Another way to interpret nondeterministic choices is rather than making a choice, we’re really making a guess: we don’t know which of the choices we make are the right ones. But as long as there is some choice that works, then we can guess at each step and come up with a valid accepting computation.

The ability to guess is exactly what we need in order to solve the concatenation problem: with a deterministic machine, our problem was we didn’t know when to make the jump from the first part of the string to the second part of the string. Without the ability to double back and re-read the front of the string, we need to be able to guess when the “break” happens.

Let $L_1$ and $L_2$ be recognizable languages. Then there exists an NFA that accepts $L_1L_2$.

Since $L_1$ and $L_2$ are recognizable, suppose they are recognized by the DFAs $A_1 = (Q_1, \Sigma, \delta_1, q_{0,1}, F_1)$ and $A_2 = (Q_2, \Sigma, \delta_2, q_{0,2}, F_2)$, respectively. We will construct an NFA $A' = (Q',\Sigma, \delta', q_0', F')$ to recognize $L_1 L_2$. We define

$Q' = Q_1 \cup Q_2$,
$q_0' = q_{0,1}$,
$F' = F_2$,

and the transition function $\delta':(Q_1 \cup Q_2) \times (\Sigma \cup \{\varepsilon\}) \rightarrow 2^{Q_1 \cup Q_2}$ is defined

for $q \in Q_1$ and $a \in \Sigma$, \[\delta'(q,a) = \begin{cases} \{\delta_1(q,a)\} & \text{if $\delta_1(q,a) \not \in F$,} \\ \{\delta_1(q,a), q_{0,2}\} & \text{if $\delta_1(q,a) \in F$,} \end{cases}\] and
$\delta'(q,a) = \{\delta_2(q,a)\}$ for $q \in Q_2$ and $a \in \Sigma$.

What does this NFA do? We begin by reading our string on $A_1$. Then, whenever the machine enters a final state of $A_1$, it simultaneously enters the initial state of $A_2$. In this way, we nondeterministically “guess” that we start the second part of the string. Then this construction hinges on the observation that we can only make it into the automaton $A_2$ if we enter a final state of $A_1$.

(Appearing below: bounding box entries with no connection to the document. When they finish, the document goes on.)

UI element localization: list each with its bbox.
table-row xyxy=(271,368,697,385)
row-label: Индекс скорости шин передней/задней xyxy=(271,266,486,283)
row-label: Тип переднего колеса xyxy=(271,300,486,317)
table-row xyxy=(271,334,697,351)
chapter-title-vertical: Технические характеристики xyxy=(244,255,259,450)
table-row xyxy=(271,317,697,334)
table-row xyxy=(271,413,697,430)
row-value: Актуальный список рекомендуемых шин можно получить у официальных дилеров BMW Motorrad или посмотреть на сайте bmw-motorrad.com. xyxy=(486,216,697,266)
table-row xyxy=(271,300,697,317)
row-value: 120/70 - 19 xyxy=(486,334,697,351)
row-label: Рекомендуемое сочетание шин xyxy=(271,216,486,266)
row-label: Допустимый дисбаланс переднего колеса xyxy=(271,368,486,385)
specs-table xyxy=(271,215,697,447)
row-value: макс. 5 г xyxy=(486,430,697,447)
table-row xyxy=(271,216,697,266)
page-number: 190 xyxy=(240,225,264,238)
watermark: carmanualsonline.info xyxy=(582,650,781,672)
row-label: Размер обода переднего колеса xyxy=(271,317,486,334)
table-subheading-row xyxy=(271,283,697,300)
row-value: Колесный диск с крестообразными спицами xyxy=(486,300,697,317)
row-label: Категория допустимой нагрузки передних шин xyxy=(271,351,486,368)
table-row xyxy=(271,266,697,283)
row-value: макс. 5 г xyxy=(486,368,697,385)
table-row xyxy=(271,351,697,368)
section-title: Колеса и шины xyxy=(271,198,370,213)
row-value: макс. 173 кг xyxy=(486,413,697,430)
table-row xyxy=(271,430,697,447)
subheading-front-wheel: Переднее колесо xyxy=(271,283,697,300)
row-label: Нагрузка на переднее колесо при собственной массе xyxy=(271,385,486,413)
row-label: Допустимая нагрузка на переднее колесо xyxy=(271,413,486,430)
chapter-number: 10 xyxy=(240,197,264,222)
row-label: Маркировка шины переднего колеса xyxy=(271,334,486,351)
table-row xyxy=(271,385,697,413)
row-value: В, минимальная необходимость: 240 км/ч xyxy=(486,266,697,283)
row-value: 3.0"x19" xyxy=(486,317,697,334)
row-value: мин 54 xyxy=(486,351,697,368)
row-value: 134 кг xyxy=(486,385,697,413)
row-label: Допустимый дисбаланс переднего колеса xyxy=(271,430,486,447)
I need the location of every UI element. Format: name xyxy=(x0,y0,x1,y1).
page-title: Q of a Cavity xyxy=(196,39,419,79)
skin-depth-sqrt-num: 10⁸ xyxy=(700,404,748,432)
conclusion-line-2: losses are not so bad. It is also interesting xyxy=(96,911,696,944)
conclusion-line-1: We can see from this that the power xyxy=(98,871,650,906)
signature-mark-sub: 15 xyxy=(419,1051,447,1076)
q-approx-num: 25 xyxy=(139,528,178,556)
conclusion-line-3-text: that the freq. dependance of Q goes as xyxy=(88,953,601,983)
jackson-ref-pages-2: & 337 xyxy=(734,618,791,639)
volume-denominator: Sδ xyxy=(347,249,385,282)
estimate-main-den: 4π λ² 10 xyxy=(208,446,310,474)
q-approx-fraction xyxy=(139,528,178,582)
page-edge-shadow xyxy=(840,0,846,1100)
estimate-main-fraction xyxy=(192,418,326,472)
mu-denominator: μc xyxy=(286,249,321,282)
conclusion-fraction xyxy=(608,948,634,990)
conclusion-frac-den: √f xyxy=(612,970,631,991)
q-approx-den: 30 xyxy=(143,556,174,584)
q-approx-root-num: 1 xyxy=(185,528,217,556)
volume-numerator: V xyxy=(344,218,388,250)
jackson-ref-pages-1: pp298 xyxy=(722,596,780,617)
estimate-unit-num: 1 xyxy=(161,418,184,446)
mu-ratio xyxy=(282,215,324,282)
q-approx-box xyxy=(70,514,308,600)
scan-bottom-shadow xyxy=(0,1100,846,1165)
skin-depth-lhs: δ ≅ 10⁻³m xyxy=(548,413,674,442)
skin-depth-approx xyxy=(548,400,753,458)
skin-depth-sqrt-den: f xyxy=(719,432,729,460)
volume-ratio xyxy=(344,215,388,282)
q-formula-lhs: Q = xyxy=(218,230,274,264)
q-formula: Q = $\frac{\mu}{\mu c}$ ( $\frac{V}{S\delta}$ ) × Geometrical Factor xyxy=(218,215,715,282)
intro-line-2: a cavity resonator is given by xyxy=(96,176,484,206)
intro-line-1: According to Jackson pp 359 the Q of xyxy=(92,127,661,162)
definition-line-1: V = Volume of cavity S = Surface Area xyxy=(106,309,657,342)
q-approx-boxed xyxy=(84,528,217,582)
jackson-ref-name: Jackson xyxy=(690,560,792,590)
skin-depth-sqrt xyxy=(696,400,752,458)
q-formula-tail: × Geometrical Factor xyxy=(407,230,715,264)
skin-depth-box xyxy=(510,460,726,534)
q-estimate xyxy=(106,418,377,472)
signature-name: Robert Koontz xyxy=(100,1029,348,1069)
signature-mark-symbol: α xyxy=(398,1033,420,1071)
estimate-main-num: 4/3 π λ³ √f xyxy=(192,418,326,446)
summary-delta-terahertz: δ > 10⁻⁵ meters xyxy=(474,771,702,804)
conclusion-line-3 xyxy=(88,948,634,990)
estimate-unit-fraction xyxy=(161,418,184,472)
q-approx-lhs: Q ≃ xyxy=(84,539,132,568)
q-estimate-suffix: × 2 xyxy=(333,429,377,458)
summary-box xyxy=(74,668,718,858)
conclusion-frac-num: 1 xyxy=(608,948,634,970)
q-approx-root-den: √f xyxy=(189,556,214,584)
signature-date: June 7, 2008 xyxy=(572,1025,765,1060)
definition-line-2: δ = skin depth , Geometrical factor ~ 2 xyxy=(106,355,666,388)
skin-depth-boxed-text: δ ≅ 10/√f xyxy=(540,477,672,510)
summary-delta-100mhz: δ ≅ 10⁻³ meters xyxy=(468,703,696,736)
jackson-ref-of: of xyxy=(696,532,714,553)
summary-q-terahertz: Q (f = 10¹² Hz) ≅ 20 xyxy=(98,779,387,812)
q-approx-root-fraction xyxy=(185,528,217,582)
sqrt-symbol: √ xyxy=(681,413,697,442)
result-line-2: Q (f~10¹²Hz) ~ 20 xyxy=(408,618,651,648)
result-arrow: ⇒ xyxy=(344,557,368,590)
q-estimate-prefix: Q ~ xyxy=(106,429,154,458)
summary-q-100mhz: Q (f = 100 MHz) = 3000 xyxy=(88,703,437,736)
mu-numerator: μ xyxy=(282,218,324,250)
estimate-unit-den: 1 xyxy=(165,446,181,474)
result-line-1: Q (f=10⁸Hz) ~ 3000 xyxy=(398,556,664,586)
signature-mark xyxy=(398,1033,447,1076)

Consider a word $w \in \Sigma^*$ that’s accepted by $A'$—that is $w \in L(A')$. Then $\delta'(q_{0,1}, w) \cap F_2 \neq \emptyset$. So we can split the word up into two words $w = xy$. Since the only entry point into $A_2$ is $q_{0,2}$, we have that $\delta_2(q_{0,2},y) \in F_2$. But in order for $q_{0,2}$ to be reached, there had to be some word $x$ such that $\delta_1(q_{0,1},x) \in F_1$. Our computation path looks like \begin{align*} q_{0,1} \xrightarrow{x} p \in & F_1, \\& \Downarrow \\ & q_{0,2} \xrightarrow{y} q \in F_2 \end{align*} This gives us our two words $x \in L(A_1)$ and $y \in L(A_2)$ and therefore $w = xy \in L_1L_2$.

Now, suppose that $w \in L_1L_2$. This means that $w = uv$ where $u \in L_1$ and $v \in L_2$, and since these languages are both accepted by their respective DFAs, we have $u \in L(A_1)$ and $v \in L(A_2)$. So $\delta_1(q_{0,1}, w) = q \in F_1$ and $\delta_2(q_{0,2}, v) = q' \in F_2$. Then in $A'$, we have $\{q, q_{0,2}\} \subseteq \delta'(q_{0,1}, u)$. We then have $\delta'(\{q,q_{0,2}\}, v) \subseteq \delta'(q_{0,1}, uv)$ and therefore $\delta'(q_{0,1}, uv) \cap F_2 \neq \emptyset$. \begin{align*} q_{0,1} \xrightarrow{u} q \in & F_1, \\ &\Downarrow \\ & q_{0,2} \xrightarrow{v} q' \in F_2 \end{align*} So $w = uv \in L(A')$.